The Student Loans Company in England is responsible for thousands of government-sponsored loans for students who are either entering higher education or already in the system every year. Due to a human rather than system failure, thousands of email addresses have been inadvertently released in to the public domain.
This week, over 8,000 students who are due to begin university this academic year were sent email reminders to complete and submit their application forms for loans and grant payments.

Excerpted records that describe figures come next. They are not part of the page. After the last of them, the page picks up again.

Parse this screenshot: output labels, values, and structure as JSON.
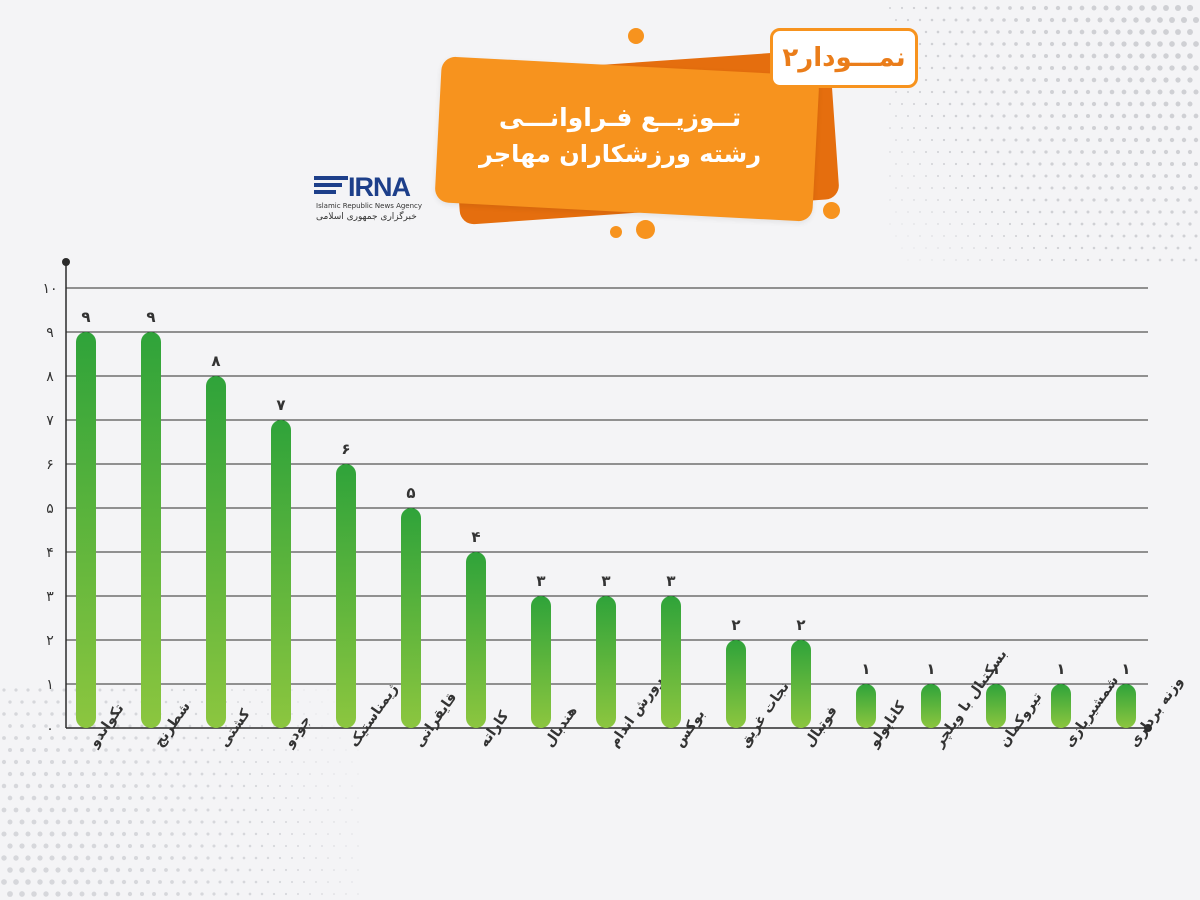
{
  "header": {
    "chart_number": "نمـــودار۲",
    "title_line1": "تــوزیــع فـراوانـــی",
    "title_line2": "رشته ورزشکاران مهاجر"
  },
  "logo": {
    "word": "IRNA",
    "sub_en": "Islamic Republic News Agency",
    "sub_fa": "خبرگزاری جمهوری اسلامی"
  },
  "colors": {
    "accent": "#f7931e",
    "accent_dark": "#e56e0e",
    "bar_top": "#2fa33a",
    "bar_bottom": "#8cc63f",
    "axis": "#2b2b2b",
    "brand": "#1d3f8a"
  },
  "chart_data": {
    "type": "bar",
    "categories": [
      "تکواندو",
      "شطرنج",
      "کشتی",
      "جودو",
      "ژیمناستیک",
      "قایقرانی",
      "کاراته",
      "هندبال",
      "پرورش اندام",
      "بوکس",
      "نجات غریق",
      "فوتبال",
      "کاناپولو",
      "بسکتبال با ویلچر",
      "تیروکمان",
      "شمشیربازی",
      "وزنه برداری"
    ],
    "values": [
      9,
      9,
      8,
      7,
      6,
      5,
      4,
      3,
      3,
      3,
      2,
      2,
      1,
      1,
      1,
      1,
      1
    ],
    "value_labels": [
      "۹",
      "۹",
      "۸",
      "۷",
      "۶",
      "۵",
      "۴",
      "۳",
      "۳",
      "۳",
      "۲",
      "۲",
      "۱",
      "۱",
      "۱",
      "۱",
      "۱"
    ],
    "yticks": [
      0,
      1,
      2,
      3,
      4,
      5,
      6,
      7,
      8,
      9,
      10
    ],
    "ytick_labels": [
      "۰",
      "۱",
      "۲",
      "۳",
      "۴",
      "۵",
      "۶",
      "۷",
      "۸",
      "۹",
      "۱۰"
    ],
    "ylim": [
      0,
      10
    ],
    "grid": true,
    "legend": "none"
  }
}
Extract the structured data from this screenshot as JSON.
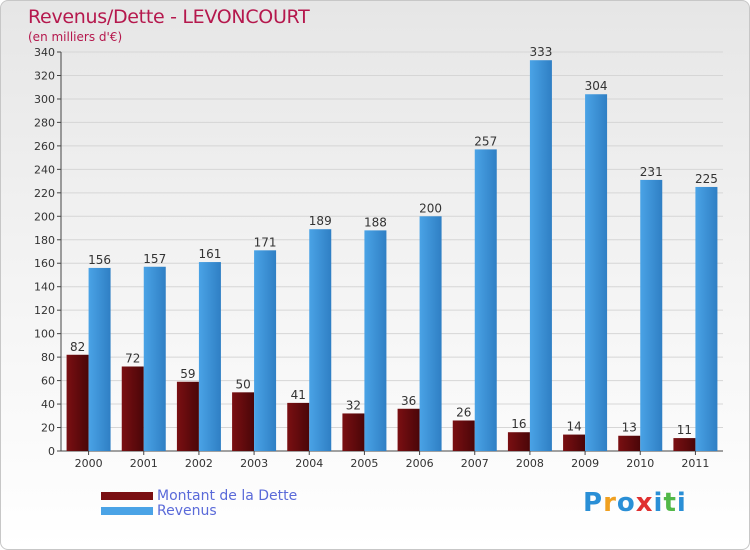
{
  "title": "Revenus/Dette - LEVONCOURT",
  "subtitle": "(en milliers d'€)",
  "legend": {
    "dette": "Montant de la Dette",
    "revenus": "Revenus"
  },
  "logo": {
    "text": "Proxiti",
    "letters": [
      "P",
      "r",
      "o",
      "x",
      "i",
      "t",
      "i"
    ],
    "colors": [
      "#2a8fd6",
      "#f0a020",
      "#2a8fd6",
      "#e03030",
      "#2a8fd6",
      "#52b848",
      "#2a8fd6"
    ]
  },
  "colors": {
    "dette": "#7a0f12",
    "dette_dark": "#4a0608",
    "revenus": "#4aa3e6",
    "revenus_dark": "#2f7fc4",
    "grid": "#d6d6d6",
    "axis": "#444444"
  },
  "chart_data": {
    "type": "bar",
    "title": "Revenus/Dette - LEVONCOURT",
    "ylabel": "(en milliers d'€)",
    "xlabel": "",
    "ylim": [
      0,
      340
    ],
    "ytick_step": 20,
    "grid": true,
    "categories": [
      "2000",
      "2001",
      "2002",
      "2003",
      "2004",
      "2005",
      "2006",
      "2007",
      "2008",
      "2009",
      "2010",
      "2011"
    ],
    "series": [
      {
        "name": "Montant de la Dette",
        "values": [
          82,
          72,
          59,
          50,
          41,
          32,
          36,
          26,
          16,
          14,
          13,
          11
        ]
      },
      {
        "name": "Revenus",
        "values": [
          156,
          157,
          161,
          171,
          189,
          188,
          200,
          257,
          333,
          304,
          231,
          225
        ]
      }
    ]
  }
}
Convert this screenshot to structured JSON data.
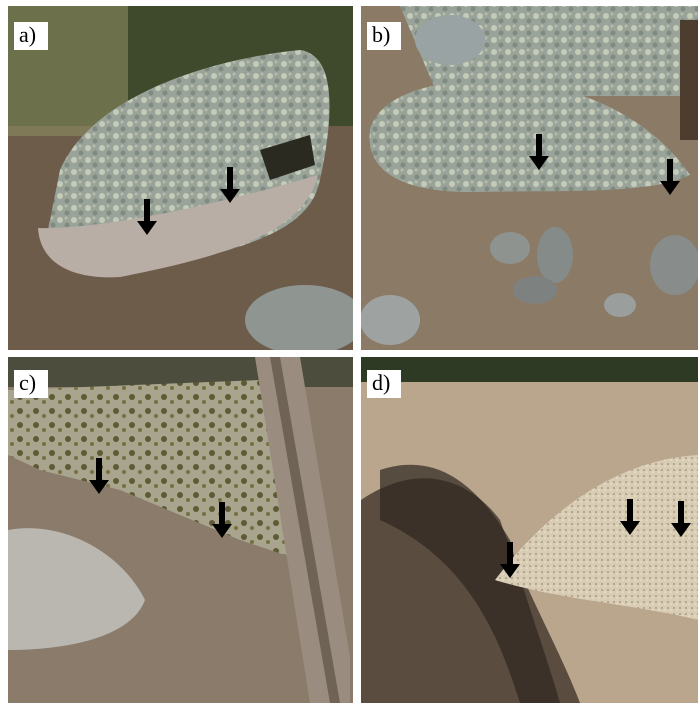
{
  "panels": [
    {
      "label": "a)"
    },
    {
      "label": "b)"
    },
    {
      "label": "c)"
    },
    {
      "label": "d)"
    }
  ]
}
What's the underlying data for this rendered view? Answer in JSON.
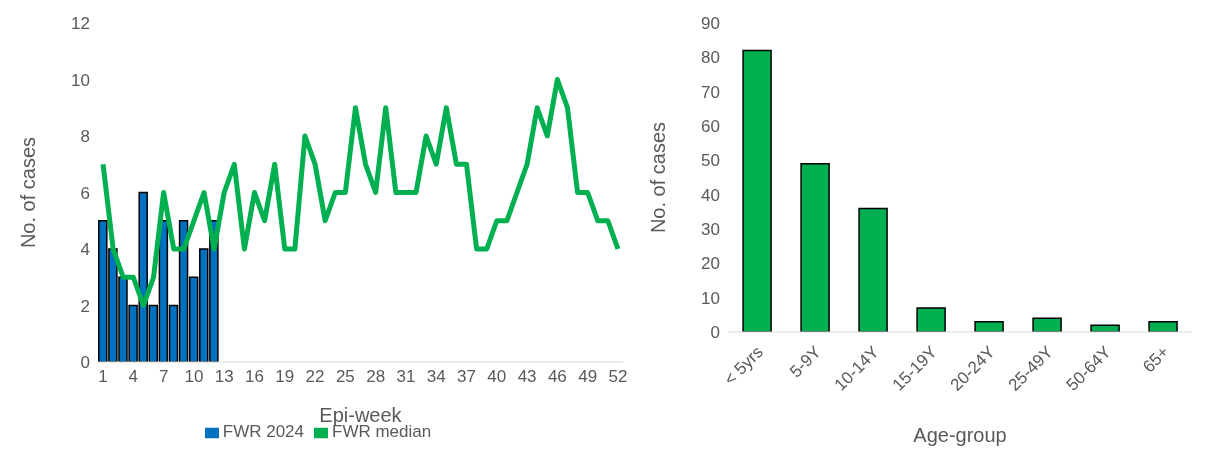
{
  "chart_data": [
    {
      "type": "bar",
      "xlabel": "Epi-week",
      "ylabel": "No. of cases",
      "categories": [
        "1",
        null,
        null,
        "4",
        null,
        null,
        "7",
        null,
        null,
        "10",
        null,
        null,
        "13",
        null,
        null,
        "16",
        null,
        null,
        "19",
        null,
        null,
        "22",
        null,
        null,
        "25",
        null,
        null,
        "28",
        null,
        null,
        "31",
        null,
        null,
        "34",
        null,
        null,
        "37",
        null,
        null,
        "40",
        null,
        null,
        "43",
        null,
        null,
        "46",
        null,
        null,
        "49",
        null,
        null,
        "52"
      ],
      "series": [
        {
          "name": "FWR 2024",
          "color": "#0070c0",
          "values": [
            5,
            4,
            3,
            2,
            6,
            2,
            5,
            2,
            5,
            3,
            4,
            5,
            null,
            null,
            null,
            null,
            null,
            null,
            null,
            null,
            null,
            null,
            null,
            null,
            null,
            null,
            null,
            null,
            null,
            null,
            null,
            null,
            null,
            null,
            null,
            null,
            null,
            null,
            null,
            null,
            null,
            null,
            null,
            null,
            null,
            null,
            null,
            null,
            null,
            null,
            null,
            null
          ]
        },
        {
          "name": "FWR median",
          "type": "line",
          "color": "#00b050",
          "values": [
            7,
            4,
            3,
            3,
            2,
            3,
            6,
            4,
            4,
            5,
            6,
            4,
            6,
            7,
            4,
            6,
            5,
            7,
            4,
            4,
            8,
            7,
            5,
            6,
            6,
            9,
            7,
            6,
            9,
            6,
            6,
            6,
            8,
            7,
            9,
            7,
            7,
            4,
            4,
            5,
            5,
            6,
            7,
            9,
            8,
            10,
            9,
            6,
            6,
            5,
            5,
            4
          ]
        }
      ],
      "ylim": [
        0,
        12
      ],
      "yticks": [
        0,
        2,
        4,
        6,
        8,
        10,
        12
      ],
      "grid": false,
      "legend": "bottom",
      "marker": "none"
    },
    {
      "type": "bar",
      "xlabel": "Age-group",
      "ylabel": "No. of cases",
      "categories": [
        "< 5yrs",
        "5-9Y",
        "10-14Y",
        "15-19Y",
        "20-24Y",
        "25-49Y",
        "50-64Y",
        "65+"
      ],
      "values": [
        82,
        49,
        36,
        7,
        3,
        4,
        2,
        3
      ],
      "color": "#00b050",
      "ylim": [
        0,
        90
      ],
      "yticks": [
        0,
        10,
        20,
        30,
        40,
        50,
        60,
        70,
        80,
        90
      ],
      "grid": false,
      "legend": false
    }
  ]
}
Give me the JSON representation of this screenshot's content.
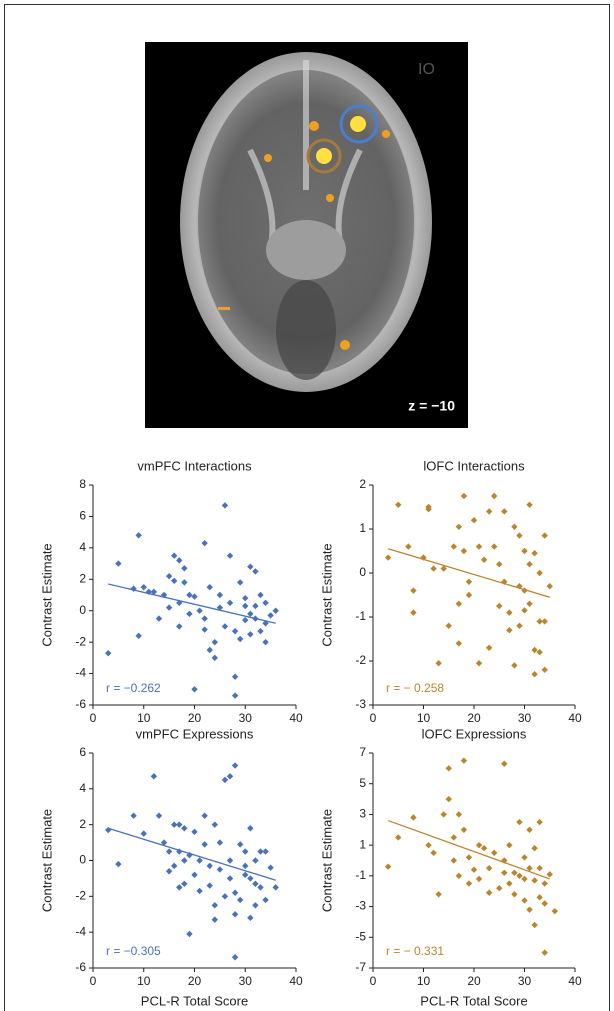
{
  "image": {
    "corner_label": "IO",
    "slice_label": "z = −10"
  },
  "chart_data": [
    {
      "type": "scatter",
      "title": "vmPFC Interactions",
      "ylabel": "Contrast Estimate",
      "annotation": "r = −0.262",
      "color": "#4a72b8",
      "xlim": [
        0,
        40
      ],
      "xticks": [
        0,
        10,
        20,
        30,
        40
      ],
      "ylim": [
        -6,
        8
      ],
      "yticks": [
        -6,
        -4,
        -2,
        0,
        2,
        4,
        6,
        8
      ],
      "x": [
        3,
        5,
        8,
        9,
        9,
        10,
        11,
        12,
        13,
        14,
        15,
        15,
        16,
        16,
        17,
        17,
        17,
        18,
        18,
        19,
        19,
        20,
        20,
        21,
        22,
        22,
        22,
        23,
        23,
        24,
        24,
        25,
        25,
        26,
        26,
        27,
        27,
        28,
        28,
        28,
        29,
        29,
        30,
        30,
        30,
        31,
        31,
        31,
        32,
        32,
        32,
        33,
        33,
        34,
        34,
        34,
        35,
        36
      ],
      "y": [
        -2.7,
        3,
        1.4,
        4.8,
        -1.6,
        1.5,
        1.2,
        1.2,
        -0.5,
        1,
        2.2,
        0.2,
        3.5,
        1.9,
        3.2,
        0.5,
        -1,
        2.7,
        1.8,
        1,
        -0.2,
        -5,
        0.9,
        0,
        4.3,
        -0.5,
        -1.2,
        1.5,
        -2.5,
        -3,
        -2,
        1,
        0.2,
        6.7,
        -1,
        3.5,
        0.5,
        -1.3,
        -4.2,
        -5.4,
        1.8,
        -1.8,
        0.8,
        0.3,
        -0.6,
        2.8,
        -0.2,
        -1.5,
        2.5,
        -0.5,
        0.3,
        1,
        -1.3,
        -0.8,
        0.5,
        -2,
        -0.3,
        0
      ],
      "fit": {
        "x": [
          3,
          36
        ],
        "y": [
          1.7,
          -0.8
        ]
      }
    },
    {
      "type": "scatter",
      "title": "lOFC Interactions",
      "ylabel": "Contrast Estimate",
      "annotation": "r = − 0.258",
      "color": "#b8862c",
      "xlim": [
        0,
        40
      ],
      "xticks": [
        0,
        10,
        20,
        30,
        40
      ],
      "ylim": [
        -3,
        2
      ],
      "yticks": [
        -3,
        -2,
        -1,
        0,
        1,
        2
      ],
      "x": [
        3,
        5,
        7,
        8,
        8,
        10,
        11,
        11,
        12,
        13,
        14,
        15,
        16,
        17,
        17,
        17,
        18,
        18,
        19,
        19,
        20,
        21,
        21,
        22,
        23,
        23,
        24,
        24,
        25,
        25,
        26,
        26,
        27,
        27,
        28,
        28,
        29,
        29,
        29,
        30,
        30,
        30,
        31,
        31,
        31,
        32,
        32,
        32,
        33,
        33,
        33,
        34,
        34,
        34,
        35
      ],
      "y": [
        0.35,
        1.55,
        0.6,
        -0.4,
        -0.9,
        0.35,
        1.5,
        1.45,
        0.1,
        -2.05,
        0.1,
        -1.2,
        0.6,
        1.05,
        -0.7,
        -1.6,
        1.75,
        0.5,
        -0.2,
        -0.5,
        1.2,
        0.6,
        -2.05,
        0.3,
        1.4,
        -1.7,
        1.75,
        0.6,
        -0.75,
        0.2,
        1.4,
        -0.2,
        -0.9,
        -1.3,
        -2.1,
        1.05,
        0.85,
        -0.3,
        -1.2,
        0.5,
        -0.4,
        -0.85,
        1.55,
        0.2,
        -0.7,
        0.45,
        -1.75,
        -2.3,
        0,
        -1.1,
        -1.8,
        0.85,
        -1.1,
        -2.2,
        -0.3
      ],
      "fit": {
        "x": [
          3,
          35
        ],
        "y": [
          0.55,
          -0.55
        ]
      }
    },
    {
      "type": "scatter",
      "title": "vmPFC Expressions",
      "xlabel": "PCL-R Total Score",
      "ylabel": "Contrast Estimate",
      "annotation": "r = −0.305",
      "color": "#4a72b8",
      "xlim": [
        0,
        40
      ],
      "xticks": [
        0,
        10,
        20,
        30,
        40
      ],
      "ylim": [
        -6,
        6
      ],
      "yticks": [
        -6,
        -4,
        -2,
        0,
        2,
        4,
        6
      ],
      "x": [
        3,
        5,
        8,
        10,
        12,
        13,
        14,
        15,
        15,
        16,
        16,
        17,
        17,
        17,
        18,
        18,
        18,
        19,
        19,
        20,
        20,
        21,
        21,
        22,
        22,
        23,
        23,
        24,
        24,
        24,
        25,
        25,
        26,
        26,
        27,
        27,
        27,
        28,
        28,
        28,
        28,
        29,
        29,
        30,
        30,
        30,
        31,
        31,
        31,
        32,
        32,
        32,
        33,
        33,
        34,
        34,
        35,
        36
      ],
      "y": [
        1.7,
        -0.2,
        2.5,
        1.5,
        4.7,
        2.5,
        1,
        0.5,
        -0.6,
        2,
        -0.3,
        2,
        0.5,
        -1.5,
        1.8,
        0,
        -1.3,
        0.3,
        -4.1,
        1.6,
        -0.8,
        0,
        -1.7,
        2.5,
        0.9,
        -0.3,
        -1.4,
        2,
        -2.5,
        -3.3,
        1,
        -0.5,
        4.5,
        -2,
        4.7,
        0,
        -1,
        5.3,
        -1.8,
        -3,
        -5.4,
        0.9,
        -2.2,
        0.5,
        -0.3,
        -0.8,
        1.8,
        -1,
        -3.2,
        0,
        -1.3,
        -2.5,
        0.5,
        -1.5,
        0.5,
        -2.2,
        -0.4,
        -1.5
      ],
      "fit": {
        "x": [
          3,
          36
        ],
        "y": [
          1.8,
          -1.1
        ]
      }
    },
    {
      "type": "scatter",
      "title": "lOFC Expressions",
      "xlabel": "PCL-R Total Score",
      "ylabel": "Contrast Estimate",
      "annotation": "r = − 0.331",
      "color": "#b8862c",
      "xlim": [
        0,
        40
      ],
      "xticks": [
        0,
        10,
        20,
        30,
        40
      ],
      "ylim": [
        -7,
        7
      ],
      "yticks": [
        -7,
        -5,
        -3,
        -1,
        1,
        3,
        5,
        7
      ],
      "x": [
        3,
        5,
        8,
        11,
        12,
        13,
        14,
        15,
        15,
        16,
        16,
        17,
        17,
        18,
        18,
        19,
        19,
        20,
        21,
        21,
        22,
        23,
        23,
        24,
        25,
        26,
        26,
        26,
        27,
        27,
        28,
        28,
        29,
        29,
        30,
        30,
        30,
        31,
        31,
        31,
        32,
        32,
        32,
        33,
        33,
        33,
        34,
        34,
        35,
        36,
        34
      ],
      "y": [
        -0.4,
        1.5,
        2.8,
        1,
        0.5,
        -2.2,
        3,
        4,
        6,
        0,
        1.5,
        3,
        -1,
        6.5,
        2,
        0.2,
        -1.5,
        -0.6,
        1,
        -1.2,
        0.8,
        -0.5,
        -2.1,
        0.5,
        -1.8,
        6.3,
        0,
        -0.8,
        1,
        -1.5,
        -0.8,
        -2.2,
        2.5,
        -1,
        0.2,
        -1.2,
        -2.6,
        2,
        -0.5,
        -3.2,
        0.8,
        -1.3,
        -4.2,
        2.5,
        -0.5,
        -2.4,
        -1.5,
        -2.8,
        -0.9,
        -3.3,
        -6
      ],
      "fit": {
        "x": [
          3,
          35
        ],
        "y": [
          2.6,
          -1.2
        ]
      }
    }
  ]
}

If they had begun their application but had not completed it online, then the email was sent by the SLC as a standard reminder.
However, the SLC staff that were in control of this process inadvertently included an attachment that contained the emails of every recipient -- which was then received by each of the 8,000 to-be students.
In a following statement, the Student Loans Company apologized for the error, stating:
"The information was sent in error and only included email addresses, no other personal student data was shared […] The integrity and security of student accounts and the protection of personal information is vital to us, and we apologise to all of the students involved."
The agency has been in touch with all of the students involved in the blunder.
This kind of mistake fortunately only included the email addresses of the students, but it does serve as a reminder of how only one small human error can result in a serious data protection breach.
One student contacted the BBC and said:
"This is such a disgusting error in the security of students' data. They can't get away with it."
On occasion, many firms suffer security breaches due to human mistakes, system disruption or deliberate hacking by third parties. However, it is necessary to both train and remind staff within these organisations that one small mistake can have catastrophic consequences – not only for the individuals involved, but for the firm itself.
The flow and exchange of data online is difficult to control. To someone who specializes in fraud aimed at students, that attachment, even though it only contains email addresses, can be considered a goldmine – putting the students involved at a higher risk of attempted fraud.
The Student Loans Company has often come under fire -- especially at the time in which students begin a new academic year and loans faces constant delays. In 2010 the government-owned agency was criticised for overcharging students on loans.